Bulgaristan’dan Türkiye’ye zorunlu göçün 30. yılı anıldı

Bulgaristan’dan Türkiye’ye zorunlu göçün 30’uncu yılı sebebiyle Esenyurt’da bir program düzenlendi. Programda göç döneminde yaşananlar fotoğraf sergisi ile gözler önüne serilirken, sinevizyon gösteriminde duygu dolu anlar yaşandı.

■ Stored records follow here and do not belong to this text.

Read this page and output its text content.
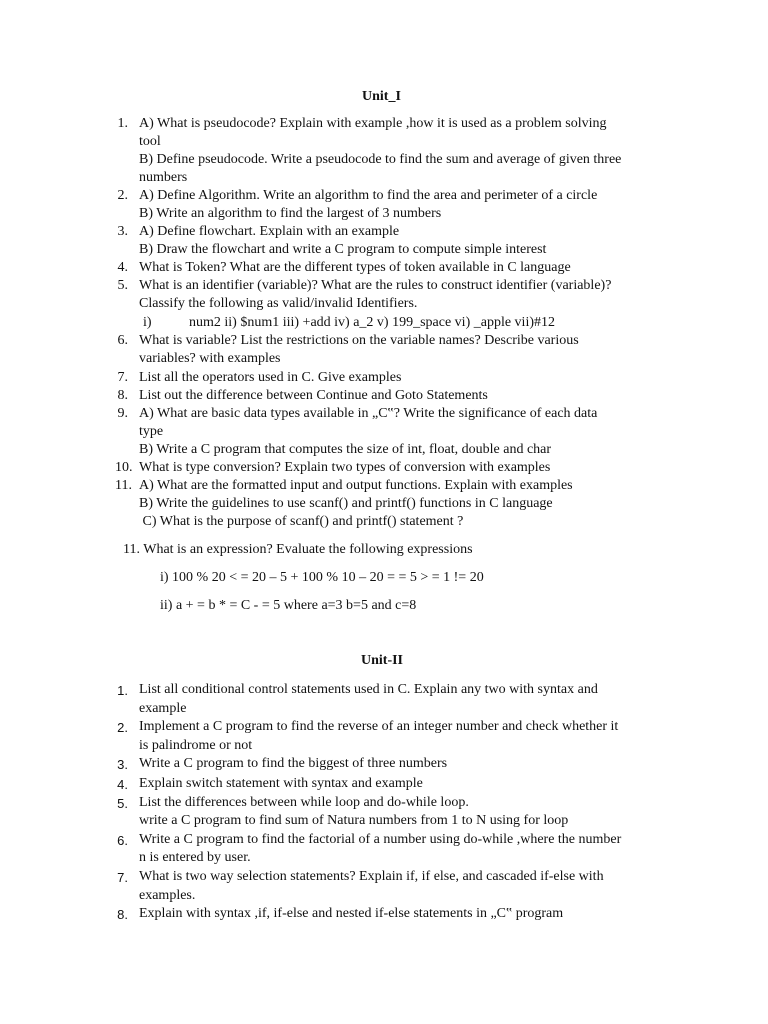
Unit_I
1. A) What is pseudocode? Explain with example ,how it is used as a problem solving
tool
B) Define pseudocode. Write a pseudocode to find the sum and average of given three
numbers
2. A) Define Algorithm. Write an algorithm to find the area and perimeter of a circle
B) Write an algorithm to find the largest of 3 numbers
3. A) Define flowchart. Explain with an example
B) Draw the flowchart and write a C program to compute simple interest
4. What is Token? What are the different types of token available in C language
5. What is an identifier (variable)? What are the rules to construct identifier (variable)?
Classify the following as valid/invalid Identifiers.
i)	num2 ii) $num1 iii) +add iv) a_2 v) 199_space vi) _apple vii)#12
6. What is variable? List the restrictions on the variable names? Describe various
variables? with examples
7. List all the operators used in C. Give examples
8. List out the difference between Continue and Goto Statements
9. A) What are basic data types available in „C‟? Write the significance of each data
type
B) Write a C program that computes the size of int, float, double and char
10. What is type conversion? Explain two types of conversion with examples
11. A) What are the formatted input and output functions. Explain with examples
B) Write the guidelines to use scanf() and printf() functions in C language
C) What is the purpose of scanf() and printf() statement ?
11. What is an expression? Evaluate the following expressions
i) 100 % 20 < = 20 – 5 + 100 % 10 – 20 = = 5 > = 1 != 20
ii) a + = b * = C - = 5 where a=3 b=5 and c=8
Unit-II
1. List all conditional control statements used in C. Explain any two with syntax and
example
2. Implement a C program to find the reverse of an integer number and check whether it
is palindrome or not
3. Write a C program to find the biggest of three numbers
4. Explain switch statement with syntax and example
5. List the differences between while loop and do-while loop.
write a C program to find sum of Natura numbers from 1 to N using for loop
6. Write a C program to find the factorial of a number using do-while ,where the number
n is entered by user.
7. What is two way selection statements? Explain if, if else, and cascaded if-else with
examples.
8. Explain with syntax ,if, if-else and nested if-else statements in „C‟ program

Esenyurt’ta Bulgaristan’dan Türkiye’ye zorunlu göçün 30’uncu yılında anma programı düzenlendi. Esenyurt Belediyesinin düzenlediği programa Esenyurt Belediye Başkan Vekili Veysel Bal, dernek başkanları ve birçok sivil toplum kuruluş üyesi ile 1989’da Bulgaristan’dan Türkiye’ye zorunlu göçe maruz kalan vatandaşlar katıldı. Şehit Erol Olçok Kültür Merkezi’ndeki program, bir dakikalık saygı duruşu ve İstiklal Marşı’nın okunmasıyla başladı. Zorunlu göç sırasında insanların yaşadıkları fotoğraf sergisi ile gözler önüne serildi. Programa vatandaşlar yoğun ilgi gösterirken, 1989 göçüne ait görüntülerden oluşan sinevizyon gösteriminde de duygu dolu anlar yaşandı.

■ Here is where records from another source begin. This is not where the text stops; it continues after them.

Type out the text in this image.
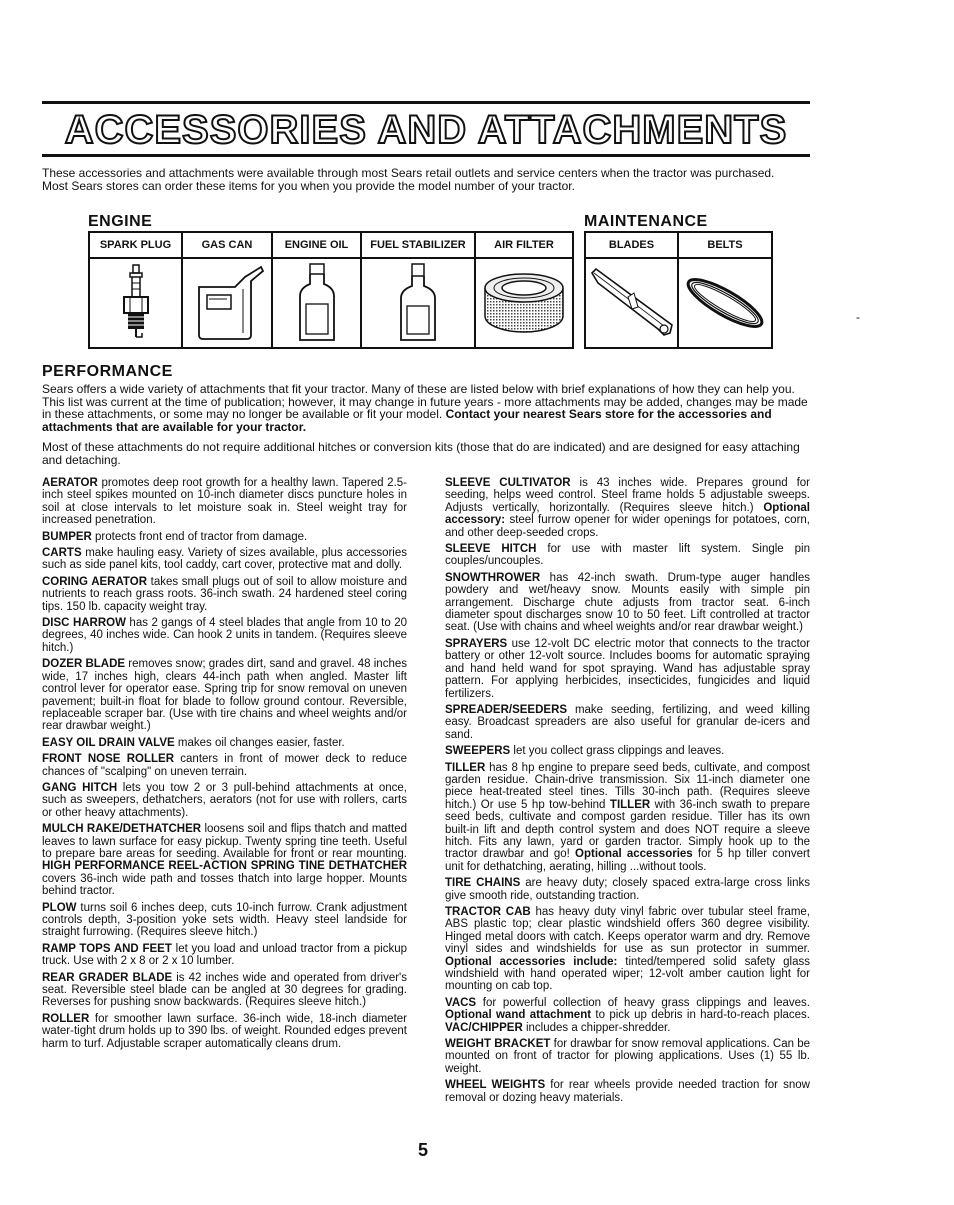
ACCESSORIES AND ATTACHMENTS
These accessories and attachments were available through most Sears retail outlets and service centers when the tractor was purchased.
Most Sears stores can order these items for you when you provide the model number of your tractor.
ENGINE	MAINTENANCE
SPARK PLUG	GAS CAN	ENGINE OIL	FUEL STABILIZER	AIR FILTER

		BLADES	BELTS

-
PERFORMANCE

Sears offers a wide variety of attachments that fit your tractor. Many of these are listed below with brief explanations of how they can help you. This list was current at the time of publication; however, it may change in future years - more attachments may be added, changes may be made in these attachments, or some may no longer be available or fit your model. Contact your nearest Sears store for the accessories and attachments that are available for your tractor.

Most of these attachments do not require additional hitches or conversion kits (those that do are indicated) and are designed for easy attaching and detaching.

AERATOR promotes deep root growth for a healthy lawn. Tapered 2.5-inch steel spikes mounted on 10-inch diameter discs puncture holes in soil at close intervals to let moisture soak in. Steel weight tray for increased penetration.

BUMPER protects front end of tractor from damage.

CARTS make hauling easy. Variety of sizes available, plus accessories such as side panel kits, tool caddy, cart cover, protective mat and dolly.

CORING AERATOR takes small plugs out of soil to allow moisture and nutrients to reach grass roots. 36-inch swath. 24 hardened steel coring tips. 150 lb. capacity weight tray.

DISC HARROW has 2 gangs of 4 steel blades that angle from 10 to 20 degrees, 40 inches wide. Can hook 2 units in tandem. (Requires sleeve hitch.)

DOZER BLADE removes snow; grades dirt, sand and gravel. 48 inches wide, 17 inches high, clears 44-inch path when angled. Master lift control lever for operator ease. Spring trip for snow removal on uneven pavement; built-in float for blade to follow ground contour. Reversible, replaceable scraper bar. (Use with tire chains and wheel weights and/or rear drawbar weight.)

EASY OIL DRAIN VALVE makes oil changes easier, faster.

FRONT NOSE ROLLER canters in front of mower deck to reduce chances of "scalping" on uneven terrain.

GANG HITCH lets you tow 2 or 3 pull-behind attachments at once, such as sweepers, dethatchers, aerators (not for use with rollers, carts or other heavy attachments).

MULCH RAKE/DETHATCHER loosens soil and flips thatch and matted leaves to lawn surface for easy pickup. Twenty spring tine teeth. Useful to prepare bare areas for seeding. Available for front or rear mounting. HIGH PERFORMANCE REEL-ACTION SPRING TINE DETHATCHER covers 36-inch wide path and tosses thatch into large hopper. Mounts behind tractor.

PLOW turns soil 6 inches deep, cuts 10-inch furrow. Crank adjustment controls depth, 3-position yoke sets width. Heavy steel landside for straight furrowing. (Requires sleeve hitch.)

RAMP TOPS AND FEET let you load and unload tractor from a pickup truck. Use with 2 x 8 or 2 x 10 lumber.

REAR GRADER BLADE is 42 inches wide and operated from driver's seat. Reversible steel blade can be angled at 30 degrees for grading. Reverses for pushing snow backwards. (Requires sleeve hitch.)

ROLLER for smoother lawn surface. 36-inch wide, 18-inch diameter water-tight drum holds up to 390 lbs. of weight. Rounded edges prevent harm to turf. Adjustable scraper automatically cleans drum.

SLEEVE CULTIVATOR is 43 inches wide. Prepares ground for seeding, helps weed control. Steel frame holds 5 adjustable sweeps. Adjusts vertically, horizontally. (Requires sleeve hitch.) Optional accessory: steel furrow opener for wider openings for potatoes, corn, and other deep-seeded crops.

SLEEVE HITCH for use with master lift system. Single pin couples/uncouples.

SNOWTHROWER has 42-inch swath. Drum-type auger handles powdery and wet/heavy snow. Mounts easily with simple pin arrangement. Discharge chute adjusts from tractor seat. 6-inch diameter spout discharges snow 10 to 50 feet. Lift controlled at tractor seat. (Use with chains and wheel weights and/or rear drawbar weight.)

SPRAYERS use 12-volt DC electric motor that connects to the tractor battery or other 12-volt source. Includes booms for automatic spraying and hand held wand for spot spraying. Wand has adjustable spray pattern. For applying herbicides, insecticides, fungicides and liquid fertilizers.

SPREADER/SEEDERS make seeding, fertilizing, and weed killing easy. Broadcast spreaders are also useful for granular de-icers and sand.

SWEEPERS let you collect grass clippings and leaves.

TILLER has 8 hp engine to prepare seed beds, cultivate, and compost garden residue. Chain-drive transmission. Six 11-inch diameter one piece heat-treated steel tines. Tills 30-inch path. (Requires sleeve hitch.) Or use 5 hp tow-behind TILLER with 36-inch swath to prepare seed beds, cultivate and compost garden residue. Tiller has its own built-in lift and depth control system and does NOT require a sleeve hitch. Fits any lawn, yard or garden tractor. Simply hook up to the tractor drawbar and go! Optional accessories for 5 hp tiller convert unit for dethatching, aerating, hilling ...without tools.

TIRE CHAINS are heavy duty; closely spaced extra-large cross links give smooth ride, outstanding traction.

TRACTOR CAB has heavy duty vinyl fabric over tubular steel frame, ABS plastic top; clear plastic windshield offers 360 degree visibility. Hinged metal doors with catch. Keeps operator warm and dry. Remove vinyl sides and windshields for use as sun protector in summer. Optional accessories include: tinted/tempered solid safety glass windshield with hand operated wiper; 12-volt amber caution light for mounting on cab top.

VACS for powerful collection of heavy grass clippings and leaves. Optional wand attachment to pick up debris in hard-to-reach places. VAC/CHIPPER includes a chipper-shredder.

WEIGHT BRACKET for drawbar for snow removal applications. Can be mounted on front of tractor for plowing applications. Uses (1) 55 lb. weight.

WHEEL WEIGHTS for rear wheels provide needed traction for snow removal or dozing heavy materials.

5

"Türkçe müzik dinleyene ceza kesiliyordu"

Zorunlu göç ile Türkiye’ye gelen Resmiye Özgür, "Ben ortaokula gidiyordum. Bizim isimlerimizi değiştirdiler. Babam isim değiştirmeye karşı çıktığı için üç gün tutuklu kaldı ve işkence gördü. Döndüğünde bütün vücudu morluk içindeydi. Çok zorluk yaşadık. Türkçe konuşmamız, camiye girmemiz yasaktı. Türkçe müzik dinlediğinde bile ceza kesiliyordu’’ dedi.



"Bulgarların Türklerin isimlerine, mezar taşlarında dahi tahammülü yoktu’’

Aile büyüklerinin mezarlarının Bulgaristan’da olduğunu anlatan Gülfiye Öztürk ise, "Bizim köye de diğer köylere girdikleri gibi tanklarla giriyorlar. Köye zorla giren komünist yönetimin Türklere söylediği şey, ’Siz aslında Bulgardınız ama Osmanlı gelip size Türk isimleri verdi. Biz sizi şimdi aslınıza döndürüyoruz.’ Asimile politikası uyguladılar. Zorla, baskıyla asimilasyon uygulamalarına karşı gelenler hapishaneye atılıyor ya da öldürülüyordu. Asimilasyon politikası o kadar ağırdı ki benim iki tane dedemin mezarı Bulgaristan’da, mezarların isimleri okunmasın diye beton ile harç ile kapatılmıştı. Bulgarların Türklerin mezar taşlarındaki isimlerine dahi tahammülü yoktu’’ dedi.

Anma programı kapsamında bir de sempozyum düzenlendi. Sempozyumun ardından program okunan türküler ve ağıtlar ile sona erdi.